I'm very excited about this - give me some good news Community members! 😉
Screen cap - 3 of 30! datasets ( 2021 combines Jan-Jun as they were relatively low volume months )
I'll answer the corrolary question.
The "staging" or primary key enforcement happens during the load/post-load phase so there should be parallelization across the different datasets and the configuration of the loader node (# of CPUs dedicated to loader, etc.) and parallelization in CMC should drive that.
However, because the queries themselves are hitting the Incorta Analytics service....the SQL interface/Analytics node could decide to queue up query execution on that end even though the client aka its own loader service may have issued a set of queries (8, 12, 16, whatever) in parallel.
I don't know of any limit on datasets per table (probably a theoretical one?) so maybe someone from Engineering can weigh in. Fun fact: the first Proof of Concept I ever did @ Incorta (2017?) was 50 different manufacturing instances (1 per factory) that we poured into a single schema/table structure so it's definitely built since the beginning to handle this type of use case.
And here's the parallelization in action with OnlineStore (quickest example I could pull up):
So, query the largest table (salesorderdetail) 3 different ways making the 9 million row table into a 27 million row table.
And that extracts in 41 seconds:
And a single query to that table extracts in 30 seconds:
@RADSr I am assuming your historical data (data for previous months) is also getting updated that's why you are doing full load where you load data for all the months using the approach you described.
If that is not the case and data for previous months do not change, then there are other ways to manage this load.
The multi-source table is a good solution in this case, but is there a reason you must extract them in separate Incorta tables then glue them using a multi-source table through SQLi? I believe it will be better if you create a multi-source table where each dataset extracts from source directly, this way, you reduce one step (re-extraction through SQLi) which will save cluster resources.

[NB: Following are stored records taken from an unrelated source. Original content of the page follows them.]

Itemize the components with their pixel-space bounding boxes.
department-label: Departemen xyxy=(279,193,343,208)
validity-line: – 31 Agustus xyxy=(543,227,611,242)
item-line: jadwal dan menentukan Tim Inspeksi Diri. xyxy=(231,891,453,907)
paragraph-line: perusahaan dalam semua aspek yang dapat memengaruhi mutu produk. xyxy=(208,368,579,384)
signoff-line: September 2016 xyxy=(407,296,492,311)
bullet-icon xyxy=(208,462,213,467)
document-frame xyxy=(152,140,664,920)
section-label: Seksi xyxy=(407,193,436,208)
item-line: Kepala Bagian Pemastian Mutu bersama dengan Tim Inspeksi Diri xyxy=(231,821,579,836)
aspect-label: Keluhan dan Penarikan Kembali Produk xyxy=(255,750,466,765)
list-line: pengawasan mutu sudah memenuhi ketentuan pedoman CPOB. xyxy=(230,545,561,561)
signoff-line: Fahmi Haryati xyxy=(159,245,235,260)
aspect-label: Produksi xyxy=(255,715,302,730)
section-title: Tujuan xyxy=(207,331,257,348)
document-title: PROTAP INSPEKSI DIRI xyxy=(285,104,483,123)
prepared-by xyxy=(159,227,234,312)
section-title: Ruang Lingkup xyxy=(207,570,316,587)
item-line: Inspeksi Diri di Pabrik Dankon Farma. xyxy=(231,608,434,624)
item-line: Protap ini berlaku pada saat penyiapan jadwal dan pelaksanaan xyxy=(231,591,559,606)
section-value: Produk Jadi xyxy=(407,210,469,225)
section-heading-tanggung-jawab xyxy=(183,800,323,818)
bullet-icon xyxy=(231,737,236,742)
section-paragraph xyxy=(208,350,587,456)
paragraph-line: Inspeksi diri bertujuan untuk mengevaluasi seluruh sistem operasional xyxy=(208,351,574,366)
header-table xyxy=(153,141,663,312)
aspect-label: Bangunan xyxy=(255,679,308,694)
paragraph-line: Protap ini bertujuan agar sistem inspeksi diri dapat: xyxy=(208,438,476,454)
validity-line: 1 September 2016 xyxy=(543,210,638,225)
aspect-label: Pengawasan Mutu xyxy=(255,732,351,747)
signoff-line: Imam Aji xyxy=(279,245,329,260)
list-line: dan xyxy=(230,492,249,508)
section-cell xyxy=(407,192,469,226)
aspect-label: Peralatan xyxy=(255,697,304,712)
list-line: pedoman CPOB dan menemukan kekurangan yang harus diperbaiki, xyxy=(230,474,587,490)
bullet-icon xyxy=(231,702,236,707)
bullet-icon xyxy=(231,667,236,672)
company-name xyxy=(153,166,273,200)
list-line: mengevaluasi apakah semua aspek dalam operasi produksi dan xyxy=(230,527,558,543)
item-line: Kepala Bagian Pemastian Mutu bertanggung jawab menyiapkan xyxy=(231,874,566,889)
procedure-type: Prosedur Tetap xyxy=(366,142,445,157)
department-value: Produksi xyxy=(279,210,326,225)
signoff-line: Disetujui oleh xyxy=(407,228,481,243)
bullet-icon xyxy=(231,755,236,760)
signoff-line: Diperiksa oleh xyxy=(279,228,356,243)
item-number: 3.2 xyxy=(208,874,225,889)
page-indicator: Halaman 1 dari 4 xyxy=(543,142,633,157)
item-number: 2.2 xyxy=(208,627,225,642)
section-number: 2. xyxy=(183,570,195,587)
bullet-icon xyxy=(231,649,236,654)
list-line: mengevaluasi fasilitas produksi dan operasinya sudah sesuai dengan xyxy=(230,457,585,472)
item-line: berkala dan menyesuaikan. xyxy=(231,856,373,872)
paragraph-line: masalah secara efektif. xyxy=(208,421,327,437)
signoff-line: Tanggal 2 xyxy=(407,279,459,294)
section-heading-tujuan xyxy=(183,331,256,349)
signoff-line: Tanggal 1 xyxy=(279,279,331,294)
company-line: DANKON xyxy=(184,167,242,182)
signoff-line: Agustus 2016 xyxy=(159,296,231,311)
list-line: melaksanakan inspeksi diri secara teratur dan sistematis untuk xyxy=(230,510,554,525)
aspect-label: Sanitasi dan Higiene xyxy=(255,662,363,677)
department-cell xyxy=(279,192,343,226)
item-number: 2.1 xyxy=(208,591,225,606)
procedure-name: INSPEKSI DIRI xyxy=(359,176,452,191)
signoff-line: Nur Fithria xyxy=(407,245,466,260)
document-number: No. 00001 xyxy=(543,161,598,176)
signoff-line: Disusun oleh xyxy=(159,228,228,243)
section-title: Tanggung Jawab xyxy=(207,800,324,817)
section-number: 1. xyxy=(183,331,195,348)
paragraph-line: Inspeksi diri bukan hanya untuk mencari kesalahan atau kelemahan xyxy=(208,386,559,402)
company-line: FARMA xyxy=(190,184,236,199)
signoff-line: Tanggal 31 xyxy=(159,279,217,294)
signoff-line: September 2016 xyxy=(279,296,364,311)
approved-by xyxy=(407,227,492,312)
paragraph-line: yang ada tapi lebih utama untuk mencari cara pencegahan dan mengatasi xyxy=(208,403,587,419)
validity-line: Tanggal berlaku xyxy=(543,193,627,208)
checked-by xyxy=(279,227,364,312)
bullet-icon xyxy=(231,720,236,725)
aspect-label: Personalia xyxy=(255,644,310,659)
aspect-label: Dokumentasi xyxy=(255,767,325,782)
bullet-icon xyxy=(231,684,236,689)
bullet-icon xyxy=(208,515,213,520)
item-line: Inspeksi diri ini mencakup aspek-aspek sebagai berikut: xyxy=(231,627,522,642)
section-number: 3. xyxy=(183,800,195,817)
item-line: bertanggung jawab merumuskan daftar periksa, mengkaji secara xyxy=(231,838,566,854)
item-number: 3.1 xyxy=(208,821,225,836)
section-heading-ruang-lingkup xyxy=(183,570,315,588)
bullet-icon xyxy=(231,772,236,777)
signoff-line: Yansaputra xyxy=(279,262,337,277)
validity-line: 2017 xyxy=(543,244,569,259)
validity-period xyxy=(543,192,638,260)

As for the limit of number of data sets, I believe there's no limit. I have seen customer use cases where there were 25+ data sets in a table and I've heard of 60. Technically there's no limit. But you have to make sure the loader service has enough resources to execute.
When you load a table with multiple data sets, the loader will try to extract the data set in parallel. This is governed by a thread pool for all data sets being extracted across the load job, which may contain other tables. So, expect parallel execution of the queries against your source.
In the CMC, you can set the number of parallel load jobs, but this is for the whole load jobs (the ones you set in the scheduler), which are usually schemas. The capacity of the thread-pool used to extract tables and data sets depends on the CPU Utilization percentage you set for the loader service. The higher the percentage, the more tables (and data sets) can be extracted in parallel.